The station now has taken over the old town hall, providing office space and a place to display trophies earned during the days of waterball competitions.
“Our department was widely known for waterball,” Byrer said. They were the 1969 waterball champions at the Marshall County Blueberry Festival.
They also have a place to hang the 1888 charter of the department dated July 2, 1888. However, consideration started April 5, 1886. The document carries the name of the charter members and members of the fire department.
Etna Green Fire Department is also known as being the first or second in the state as certified first responders.

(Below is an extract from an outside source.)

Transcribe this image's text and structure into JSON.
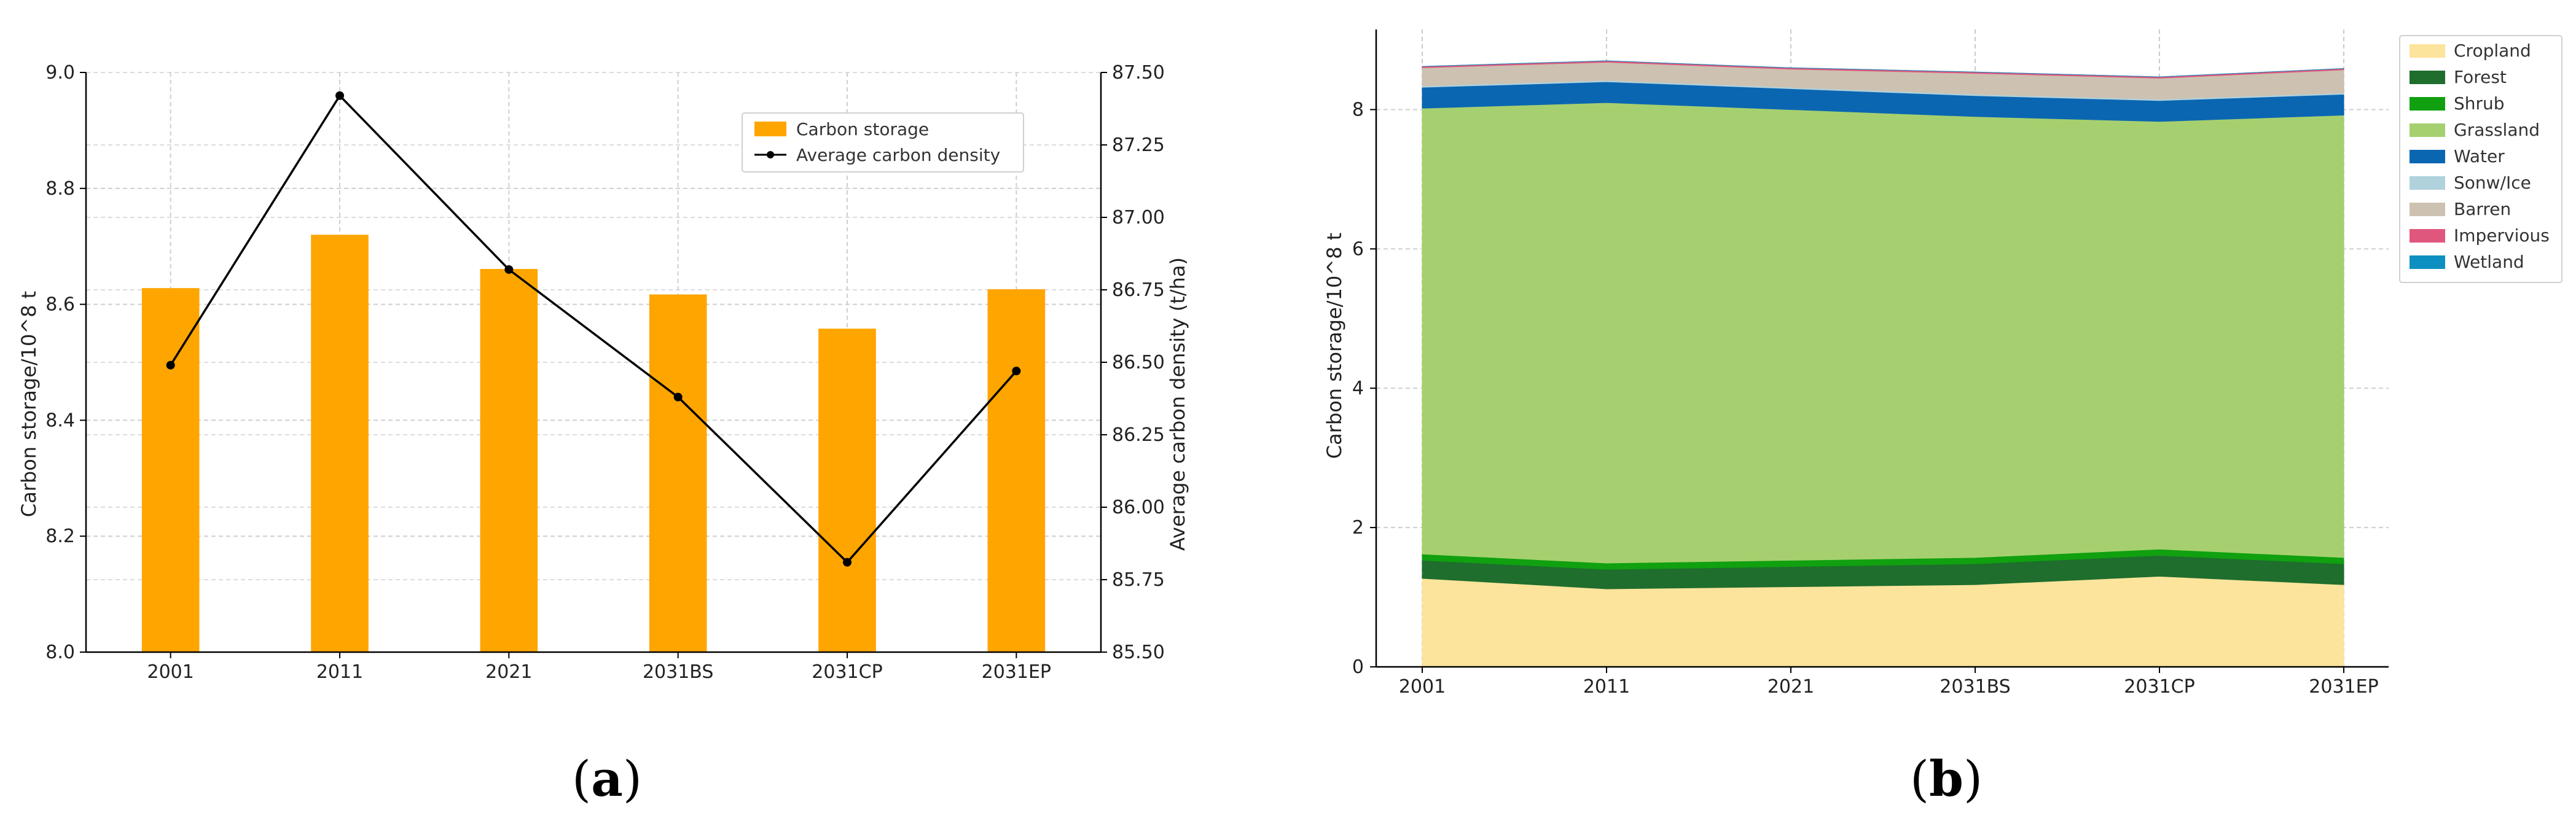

Milton noted he was part of the first responder group when it started around 1985. He recalls there was no first responder course at the time, so the instructor taught an emergency technician service course. “We couldn’t get certified as an ambulance service and we didn’t want to.”
The department owns its own non-transport ambulance refurbished from an old ambulance. “We do a lot of things ourselves. We don’t have to buy everything off the showroom floor. We’ll refurbish it,” Milton said.
In addition to the first responder vehicle, the department has five trucks.
“It’s all new equipment but not new. It’s new to us. We don’t have expenditures on new equipment. I’m lucky in the 10 years I’ve been chief, we’ve worked and gotten everybody up to date in their fire gear. The gear I was given was 20 years old then, that’s considered no good any more. We’ve upgraded tremendously. I’m happy with what we’ve been able to do.”
Currently the department has 15 members, with three added this spring. The newest one joined following a recent house fire.
“He came up and said he’d like to join the fire department. We put him to work rolling hose that night.”
Byrer stated there have been as many as 22 people on the department. “We’re looking for people, just like any other fire department in the county.”